Alguns amigos me dizem que defender a TLP é um erro pois o correto seria defender o fim do BNDES, outros dizem que tentar facilitar a captação e uso de recursos próprios pelas universidades federais é um erro e que o correto seria defender a privatização destas universidades. O padrão segue em vários outros temas, há quem diga que não devemos resistir a criação ou aumento de impostos porque “imposto é roubo” e o certo seria acabar com os impostos, também há quem diga que não devemos reformar a previdência e sim extinguir o que seria um sistema de pirâmide. Eu poderia seguir com mais exemplos, mas creio que o leitor já pegou meu ponto. Não é que eu discorde dos amigos que dizem isso, em alguns casos eu até concordo, mas é que não vejo as duas opções como mutuamente exclusivas e, mesmo que fossem em algum horizonte de tempo, não creio que seja válido deixar de andar na direção certa porque não vamos chegar imediatamente no que consideramos.
Não é exatamente uma questão de estratégia gradualista contra uma estratégia de choque, para que eu pudesse escolher entre as duas estratégias ambas teriam que estar disponíveis. Não é o que acontece, longe disso, em todos os casos que citei e tantos outros que eu poderia ter citado a alternativa a reforma modesta é manutenção do status quo. A alternativa a aprovar a TLP é manter o BNDES com poder de decidir sobre subsídios da ordem de centenas de bilhões de reais sem ter que disputar os recursos com outras áreas quando da discussão do orçamento e sem ter ao menos que se explicar no Congresso. A alternativa a captação de recursos pelas universidades federais é mandar para o pagador de impostos uma conta cada vez mais alta por serviços cada vez mais precários. A alternativa a reforma da previdência é manter um sistema que nos leva a gastar com previdência muito mais do que países com estrutura demográfica semelhante à nossa e manter privilégios indefensáveis. A alternativa a não aumentar impostos é aumentar a quantidade de recursos que os governantes tiram dos pagadores de impostos.
Não se iludam. A resistência a cada uma das tímidas reformas citadas é gigantesca, a defesa do status quo é feita por diversos interesses que não necessariamente estão articulados, mas que invariavelmente estão bem representados. Os argumentos em defesa do status quo são vários, vão de críticas pontuais ou gerais às propostas de mudança até os argumentos que dizem concordar com a necessidade de mudanças, mas que é preciso discutir mais ou pensar em termos mais amplos. Até mesmo os que não querem fazer pouco por só aceitarem fazer tudo acabam engrossando a defesa de manter tudo como está.

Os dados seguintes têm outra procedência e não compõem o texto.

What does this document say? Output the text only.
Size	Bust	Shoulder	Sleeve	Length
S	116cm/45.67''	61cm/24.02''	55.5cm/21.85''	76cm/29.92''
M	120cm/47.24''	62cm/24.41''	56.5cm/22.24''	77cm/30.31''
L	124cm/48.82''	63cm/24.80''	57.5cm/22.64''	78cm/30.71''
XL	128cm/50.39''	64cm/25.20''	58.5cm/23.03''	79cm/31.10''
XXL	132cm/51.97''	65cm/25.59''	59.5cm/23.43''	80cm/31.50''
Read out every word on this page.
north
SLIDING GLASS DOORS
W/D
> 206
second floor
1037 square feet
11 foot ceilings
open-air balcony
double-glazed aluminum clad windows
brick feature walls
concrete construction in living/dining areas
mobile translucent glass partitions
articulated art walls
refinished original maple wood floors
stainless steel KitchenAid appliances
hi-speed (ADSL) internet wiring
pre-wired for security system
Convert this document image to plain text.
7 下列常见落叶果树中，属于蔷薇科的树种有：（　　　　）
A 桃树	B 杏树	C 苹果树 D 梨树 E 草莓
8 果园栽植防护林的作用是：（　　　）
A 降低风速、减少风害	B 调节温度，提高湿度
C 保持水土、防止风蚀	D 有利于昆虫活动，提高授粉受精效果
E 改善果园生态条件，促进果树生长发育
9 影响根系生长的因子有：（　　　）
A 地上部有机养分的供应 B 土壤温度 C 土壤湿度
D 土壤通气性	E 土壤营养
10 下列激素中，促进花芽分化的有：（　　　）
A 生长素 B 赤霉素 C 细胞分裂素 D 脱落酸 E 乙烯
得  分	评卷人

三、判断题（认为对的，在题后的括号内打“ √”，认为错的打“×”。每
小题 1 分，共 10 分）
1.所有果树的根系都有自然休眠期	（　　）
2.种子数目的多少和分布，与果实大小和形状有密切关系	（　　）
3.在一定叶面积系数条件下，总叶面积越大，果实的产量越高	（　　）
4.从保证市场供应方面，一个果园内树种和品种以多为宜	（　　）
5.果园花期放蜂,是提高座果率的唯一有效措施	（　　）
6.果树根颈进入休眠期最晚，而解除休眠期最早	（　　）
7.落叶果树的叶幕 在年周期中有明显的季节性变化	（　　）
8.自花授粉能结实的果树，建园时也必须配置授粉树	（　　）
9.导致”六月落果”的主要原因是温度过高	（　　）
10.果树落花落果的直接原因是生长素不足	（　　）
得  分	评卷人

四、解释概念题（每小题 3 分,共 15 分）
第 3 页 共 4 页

Tome como exemplo a questão da TLP. Não são poucos os críticos da mudança que dizem concordar com o princípio, mas que talvez fosse melhor pensar em reestruturar o BNDES de forma que não se repita o que ocorreu nas últimas décadas. Sempre que vejo argumentos desse tipo me pergunto se pulei a parte da MP 777 que acaba com o BNDES, não pulei, a aprovação da medida provisória não acaba o BNDES e não impede em nada que se repense o BNDES e tentemos entender se o que o correu nos últimos anos pode ser evitado com mudanças na forma do banco operar ou se as instituições profundas brasileiras são incompatíveis com um banco com as caraterísticas do BNDES operando sem influência política. Ao final desse debate talvez estivéssemos em melhor condição para pensar um novo modelo ou o fim do BNDES. Mas o que fazer até lá? Quando um cano estoura eu corto a água e depois tento consertar o cano ou mudar o encanamento, não conheço quem faça o contrário, mas, por algum motivo, quando o assunto é reforma muita gente prefere pensar como fazer para o cano nunca mais estourar enquanto a agua fica jorrando. Talvez porque os efeitos negativos de cada um dos temas que aparecem em cada reforma proposta não sejam tão fáceis de perceber quanto a água correndo pela sala.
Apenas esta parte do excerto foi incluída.